1077 – Après des années d’anarchie, de luttes intestines entre les familles nobles de l’île et de guerres entre les Génois et les Pisans, la Corse est transférée aux États pontificaux.

1090 – Le pape accorde l’administration de la Corse à Pise et c’est ainsi que commencent près de deux siècles d’influence toscane, dont les effets survivent encore aujourd’hui dans la langue, la nourriture et le mode de vie. La Corse est divisée entre la Banda di Dentro (ou Cismonte), tournée vers la Toscane, et la Banda di Fuori (ou Pomonte), tournée vers l’ouest. Alors que la partie orientale de l’île est florissante, la partie occidentale reste isolée et relativement arriérée.

1282 – Bien que la Corse soit sous le contrôle des Pisans, les Génois continuent à attaquer l’île régulièrement. Finalement, en 1282, les Génois portent un coup fatal aux Pisans lors de la bataille de Meloria et prennent le contrôle de l’île. Ils maintiennent leur domination jusqu’en 1450, bien que la légitimité de leur pouvoir soit contestée par les rois d’Aragon successifs.

1450 – dans un geste jusqu’alors inédit, Gênes cède la Corse à son principal créancier, la Banque de Saint-Georges.

1553 – La Corse est envahie par une flotte combinée française et ottomane, mais le grand amiral génois Andrea Doria reconquiert l’île. Aux termes de la paix du Cateau-Cambrésis en 1559, la Corse est restituée à Gênes. C’est à la suite de cet événement que les Génois construisent un grand nombre de tours le long de la côte pour défendre l’île contre les pirates en maraude.

1729 – les Corses se révoltent contre leurs suzerains génois, une lutte qui durera environ 40 ans avant d’être totalement résolue.

1755 – La République corse, dirigée par Pasquale Paoli, est proclamée. Certaines parties de l’île, notamment les villes fortifiées de Calvi et de Bonifacio, restent toutefois sous le contrôle des Génois.

1769 – La Corse est conquise par la France, qui avait acheté l’île aux Génois en 1767. Cet achat, acte illégitime aux yeux de la République Corse, est validé par le traité de Versailles de 1768.
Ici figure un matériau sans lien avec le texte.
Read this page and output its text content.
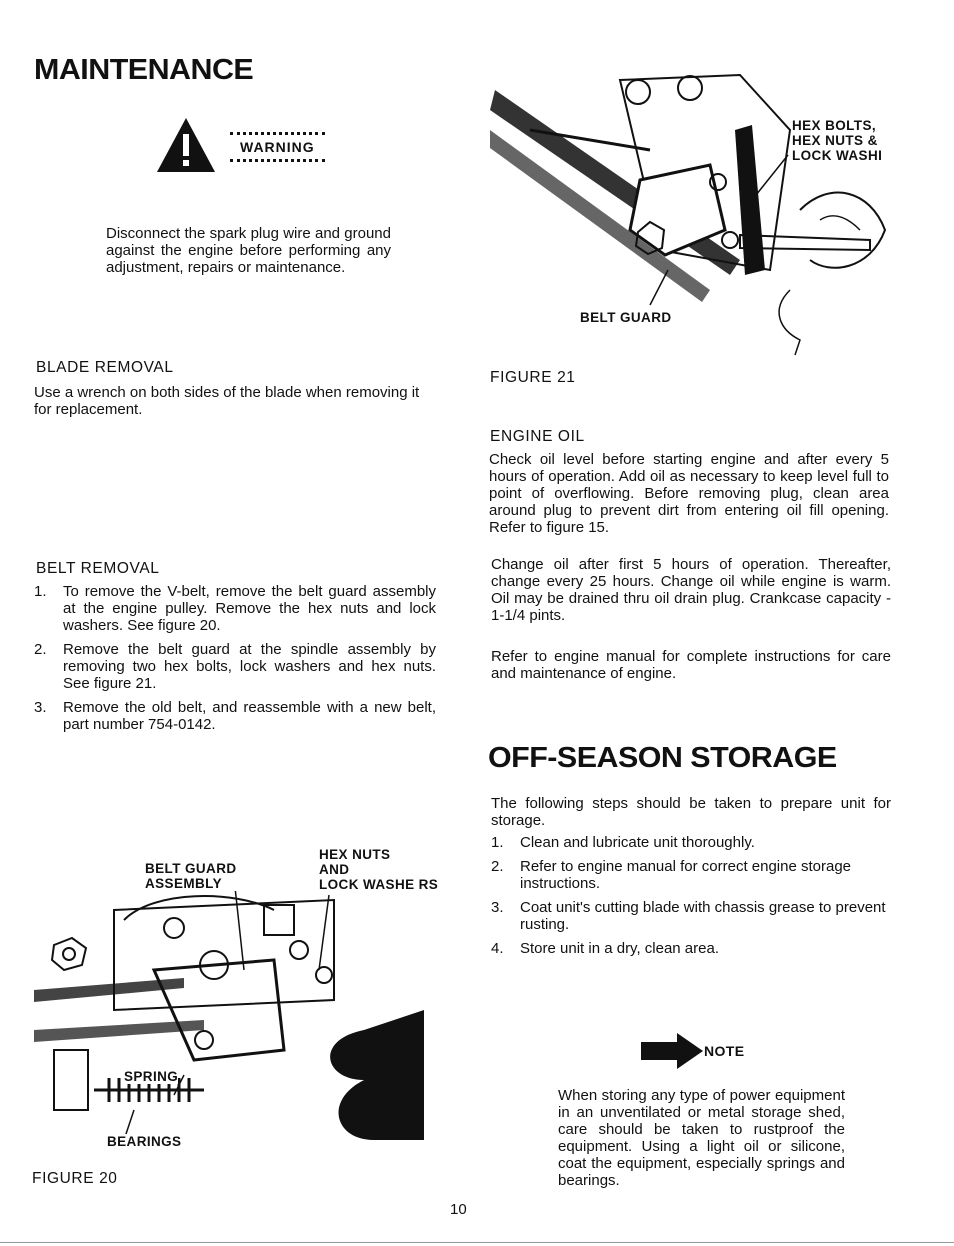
MAINTENANCE
WARNING
Disconnect the spark plug wire and ground against the engine before performing any adjustment, repairs or maintenance.
BLADE REMOVAL
Use a wrench on both sides of the blade when removing it for replacement.
BELT REMOVAL
1. To remove the V-belt, remove the belt guard assembly at the engine pulley. Remove the hex nuts and lock washers. See figure 20.
2. Remove the belt guard at the spindle assembly by removing two hex bolts, lock washers and hex nuts. See figure 21.
3. Remove the old belt, and reassemble with a new belt, part number 754-0142.
BELT GUARD
ASSEMBLY
HEX NUTS
AND
LOCK WASHE RS
SPRING
BEARINGS
FIGURE 20
HEX BOLTS,
HEX NUTS &
LOCK WASHI
BELT GUARD
FIGURE 21
ENGINE OIL
Check oil level before starting engine and after every 5 hours of operation. Add oil as necessary to keep level full to point of overflowing. Before removing plug, clean area around plug to prevent dirt from entering oil fill opening. Refer to figure 15.
Change oil after first 5 hours of operation. Thereafter, change every 25 hours. Change oil while engine is warm. Oil may be drained thru oil drain plug. Crankcase capacity - 1-1/4 pints.
Refer to engine manual for complete instructions for care and maintenance of engine.
OFF-SEASON STORAGE
The following steps should be taken to prepare unit for storage.
1. Clean and lubricate unit thoroughly.
2. Refer to engine manual for correct engine storage instructions.
3. Coat unit's cutting blade with chassis grease to prevent rusting.
4. Store unit in a dry, clean area.
NOTE
When storing any type of power equipment in an unventilated or metal storage shed, care should be taken to rustproof the equipment. Using a light oil or silicone, coat the equipment, especially springs and bearings.
10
1769 – Napoléon Bonaparte naît à Ajaccio.

1789 – La Corse est officiellement incorporée à la France

1794 – Pasquale Paoli, ancien chef de la République corse, revient d’exil en Grande-Bretagne et le Royaume anglo-corse est créé. Cependant, deux ans plus tard, les Britanniques se retirent et la domination française reprend.

1797 – Napoléon Bonaparte devient Premier consul de la République française (techniquement le dirigeant de la France). Il ne semble pas avoir beaucoup de nostalgie ou d’amour pour son île natale, cependant, et pendant son règne, la Corse est largement négligée.

1814 – Alors que les guerres napoléoniennes touchent à leur fin, la Corse est occupée par les troupes britanniques, mais elle est rendue à la France une fois la monarchie restaurée.

1920 – Un mouvement séparatiste réclamant l’autonomie de la Corse est fondé. Pour brouiller les pistes, un autre mouvement demande l’annexion par l’Italie, un sentiment qui devient plus populaire après la prise de pouvoir de Mussolini en Italie.

1940 – La Corse est incorporée à la France de Vichy

1942 – La Corse est occupée par les forces italiennes et allemandes.

1943 – Les forces françaises libres libèrent la Corse en octobre et les États-Unis y établissent de nombreuses bases militaires aériennes.

1958 – Opération Corse : Des parachutistes français du corps algérien débarquent en Corse dans le cadre d’un coup d’État militaire visant à rétablir Charles de Gaulle à la présidence de la France. Aucun combat n’a lieu, mais le gouvernement français démissionne en masse et De Gaulle devient dûment président d’une nouvelle République.

1962 – L’Algérie obtient son indépendance de la France et des centaines de milliers de “pieds-noirs” (personnes d’origine française et européenne dont les familles vivent en Algérie depuis des générations) rentrent en France. Environ 18 000 d’entre eux s’installent en Corse, un acte qui attise le lent ressentiment de nombreux insulaires envers le gouvernement français. D’autres préjudices perçus conduisent à la formation d’un mouvement nationaliste de plus en plus populaire, dont l’aile militaire se heurte à plusieurs reprises à la police et aux forces armées françaises dans les années 1970 et 1980.